Petite fille vive et vivante, je m’étais soudainement emmitouflée dans une passivité et un mutisme qui jusqu’alors m’avaient toujours été étrangers. Tout se passait désormais à l’intérieur de mon être. Le monde extérieur n’ayant plus de sens, je créai mon propre monde, mes propres règles, mon propre univers sans adultes. Je n’aimais plus les adultes, ils étaient devenus pour moi sources d’insécurité et de danger. Je m’inventai deux amis à qui je pouvais me confier. Et ces confidents vivant dans l’abri de mon âme devinrent terrestres et palpables grâce à deux poupées de chiffon que mes parents m’avaient offertes lors d’un de mes premiers Noëls et à qui je n’avais jamais donné de prénom. Ces deux poupées représentaient un petit garçon aux cheveux roux et une petite fille à la chevelure blond doré que je baptisai Antonin et Capucine. Ces frère et sœur avaient été abandonnés par leurs parents pour des raisons que j’ignorais, et j’avais été choisie pour les adopter. Antonin était vêtu d’une salopette verte aux motifs écossais et d’une chemisette en coton, rayée blanche et bleu ciel, Capucine, elle, portait une jupette aux mêmes motifs que la salopette de son frère, assortie d’un tricot de peau couleur crème en laine côtelée. Ils me souriaient toujours, sans trêve. Le soir, dans mon lit, je les berçais, les câlinais, et chacun de leurs sourires gagnait alors en éclat. Les voir heureux, apaisés, m’apaisait moi-même et me rendait une infime part de bien-être. J’aurais tellement aimé qu’ils soient de vrais êtres humains et qu’ils accompagnent chaque pas que j’étais contrainte de faire dans l’existence.
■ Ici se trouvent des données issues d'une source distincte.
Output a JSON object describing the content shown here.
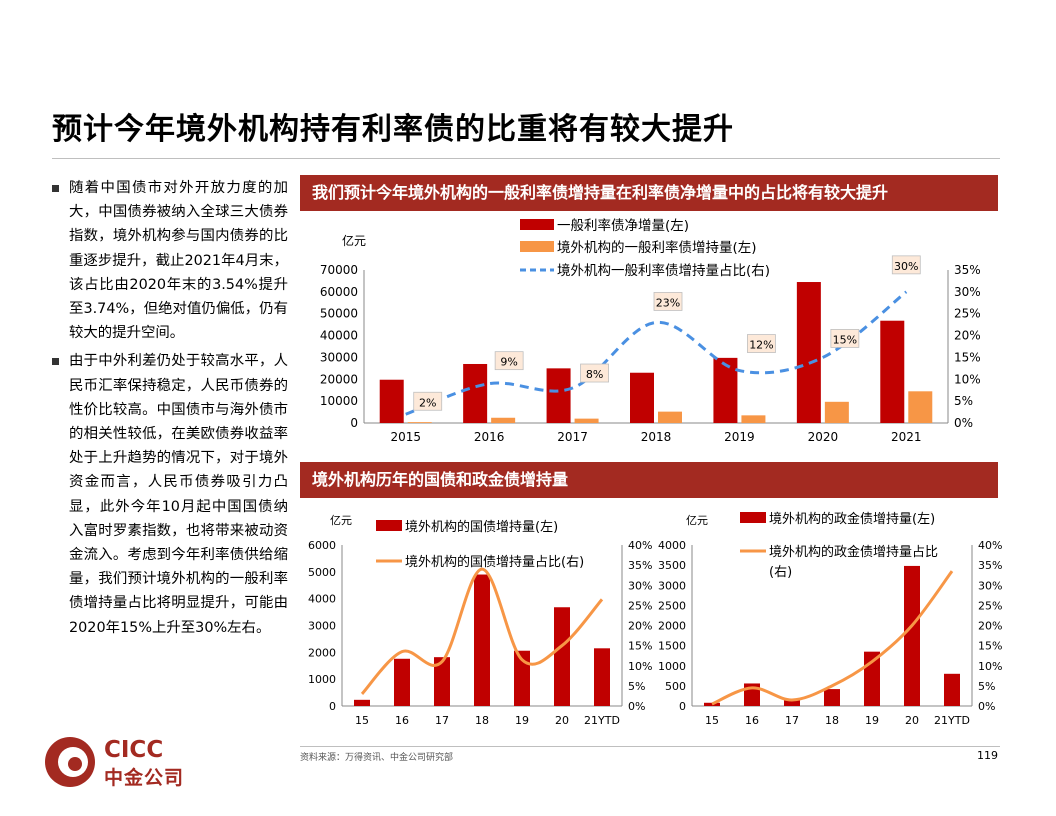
{
  "page": {
    "title": "预计今年境外机构持有利率债的比重将有较大提升",
    "bullets": [
      "随着中国债市对外开放力度的加大，中国债券被纳入全球三大债券指数，境外机构参与国内债券的比重逐步提升，截止2021年4月末，该占比由2020年末的3.54%提升至3.74%，但绝对值仍偏低，仍有较大的提升空间。",
      "由于中外利差仍处于较高水平，人民币汇率保持稳定，人民币债券的性价比较高。中国债市与海外债市的相关性较低，在美欧债券收益率处于上升趋势的情况下，对于境外资金而言，人民币债券吸引力凸显，此外今年10月起中国国债纳入富时罗素指数，也将带来被动资金流入。考虑到今年利率债供给缩量，我们预计境外机构的一般利率债增持量占比将明显提升，可能由2020年15%上升至30%左右。"
    ],
    "band1": "我们预计今年境外机构的一般利率债增持量在利率债净增量中的占比将有较大提升",
    "band2": "境外机构历年的国债和政金债增持量",
    "source": "资料来源：万得资讯、中金公司研究部",
    "page_number": "119",
    "logo": {
      "en": "CICC",
      "cn": "中金公司"
    }
  },
  "colors": {
    "dark_red": "#c00000",
    "orange": "#f79646",
    "blue": "#4a90e2",
    "band": "#a32a21",
    "label_bg": "#fde9d9"
  },
  "chart_data": [
    {
      "type": "bar",
      "title": "我们预计今年境外机构的一般利率债增持量在利率债净增量中的占比将有较大提升",
      "categories": [
        "2015",
        "2016",
        "2017",
        "2018",
        "2019",
        "2020",
        "2021"
      ],
      "ylabel": "亿元",
      "ylim": [
        0,
        70000
      ],
      "yticks": [
        "0",
        "10000",
        "20000",
        "30000",
        "40000",
        "50000",
        "60000",
        "70000"
      ],
      "y2lim": [
        0,
        35
      ],
      "y2ticks": [
        "0%",
        "5%",
        "10%",
        "15%",
        "20%",
        "25%",
        "30%",
        "35%"
      ],
      "series": [
        {
          "name": "一般利率债净增量(左)",
          "type": "bar",
          "axis": "left",
          "values": [
            19800,
            27000,
            25000,
            23000,
            29800,
            64500,
            46800
          ]
        },
        {
          "name": "境外机构的一般利率债增持量(左)",
          "type": "bar",
          "axis": "left",
          "values": [
            400,
            2400,
            2000,
            5200,
            3500,
            9700,
            14500
          ]
        },
        {
          "name": "境外机构一般利率债增持量占比(右)",
          "type": "line",
          "axis": "right",
          "values": [
            2,
            9,
            8,
            23,
            12,
            15,
            30
          ]
        }
      ],
      "data_labels": [
        "2%",
        "9%",
        "8%",
        "23%",
        "12%",
        "15%",
        "30%"
      ],
      "legend": "top-center"
    },
    {
      "type": "bar",
      "title": "",
      "categories": [
        "15",
        "16",
        "17",
        "18",
        "19",
        "20",
        "21YTD"
      ],
      "ylabel": "亿元",
      "ylim": [
        0,
        6000
      ],
      "yticks": [
        "0",
        "1000",
        "2000",
        "3000",
        "4000",
        "5000",
        "6000"
      ],
      "y2lim": [
        0,
        40
      ],
      "y2ticks": [
        "0%",
        "5%",
        "10%",
        "15%",
        "20%",
        "25%",
        "30%",
        "35%",
        "40%"
      ],
      "series": [
        {
          "name": "境外机构的国债增持量(左)",
          "type": "bar",
          "axis": "left",
          "values": [
            230,
            1760,
            1820,
            4900,
            2060,
            3680,
            2150
          ]
        },
        {
          "name": "境外机构的国债增持量占比(右)",
          "type": "line",
          "axis": "right",
          "values": [
            3,
            13.5,
            11,
            34,
            11.5,
            15,
            26.5
          ]
        }
      ],
      "legend": "top-center"
    },
    {
      "type": "bar",
      "title": "",
      "categories": [
        "15",
        "16",
        "17",
        "18",
        "19",
        "20",
        "21YTD"
      ],
      "ylabel": "亿元",
      "ylim": [
        0,
        4000
      ],
      "yticks": [
        "0",
        "500",
        "1000",
        "1500",
        "2000",
        "2500",
        "3000",
        "3500",
        "4000"
      ],
      "y2lim": [
        0,
        40
      ],
      "y2ticks": [
        "0%",
        "5%",
        "10%",
        "15%",
        "20%",
        "25%",
        "30%",
        "35%",
        "40%"
      ],
      "series": [
        {
          "name": "境外机构的政金债增持量(左)",
          "type": "bar",
          "axis": "left",
          "values": [
            80,
            560,
            140,
            420,
            1350,
            3480,
            800
          ]
        },
        {
          "name": "境外机构的政金债增持量占比",
          "suffix": "(右)",
          "type": "line",
          "axis": "right",
          "values": [
            0.5,
            4.5,
            1.5,
            5,
            11,
            20,
            33.5
          ]
        }
      ],
      "legend": "top-center"
    }
  ]
}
Refermer une blessure d’enfance est parfois plus douloureux que la lente cicatrisation d’une plaie béante. J’avais neuf ans, je n’étais encore qu’une enfant et n’étais déjà plus sûre de réussir à aimer à nouveau. J’aimais mes parents, Capucine et Antonin. C’était tout. Je ne voulais plus d’autres amours, je ne voulais plus m’attacher, je voulais rester déliée et protégée. Protégée des autres et du risque d’être à nouveau abandonnée.
J’avais commencé ma vie dans l’insouciance, je finirais de grandir dans l’insécurité et la peur constante. J’aurais pu être heureuse, j’aurais seulement pu car l’histoire du bonheur s’arrêtait là. Je vécus du jour au lendemain sans mon père, aux côtés d’une mère effacée et dépressive, emprisonnée dans une culpabilité obsédante, celle de ne pas avoir su protéger sa fille, ajoutée à celle, telle une multiplication sans division possible, d’être tombée amoureuse d’un homme capable de tuer, et pire encore, d’assassiner deux enfances. Sans s’en rendre compte, elle s’était éloignée de moi, dans une fuite de la réalité que lui rappelait mon corps, et s’était peu à peu murée dans un silence beaucoup trop bruyant pour la petite fille que j’étais.
Dès le lendemain après-midi, j’eus l’autorisation de me lever de ce fichu lit d’hôpital, et j’allais bientôt avoir celle de sortir, à condition cependant que j’accepte d’être suivie par un psychiatre. Bercée par les derniers rêves qu’il me restait, rêves de liberté, liberté de vie ou plutôt liberté de fin de vie, peu importait ce qu’on voulait m’imposer, tant que j’avais la liberté de choisir. Il fallait que je joue le jeu, qu’on me croie motivée à guérir sans que personne se doute que j’allais repasser à l’acte et que cette fois-ci, je ne me louperais pas. J’acceptai donc ce pacte que me proposait de façon imposante le « prophète » et « guérisseur d’âmes blessées entre la vie et la mort ».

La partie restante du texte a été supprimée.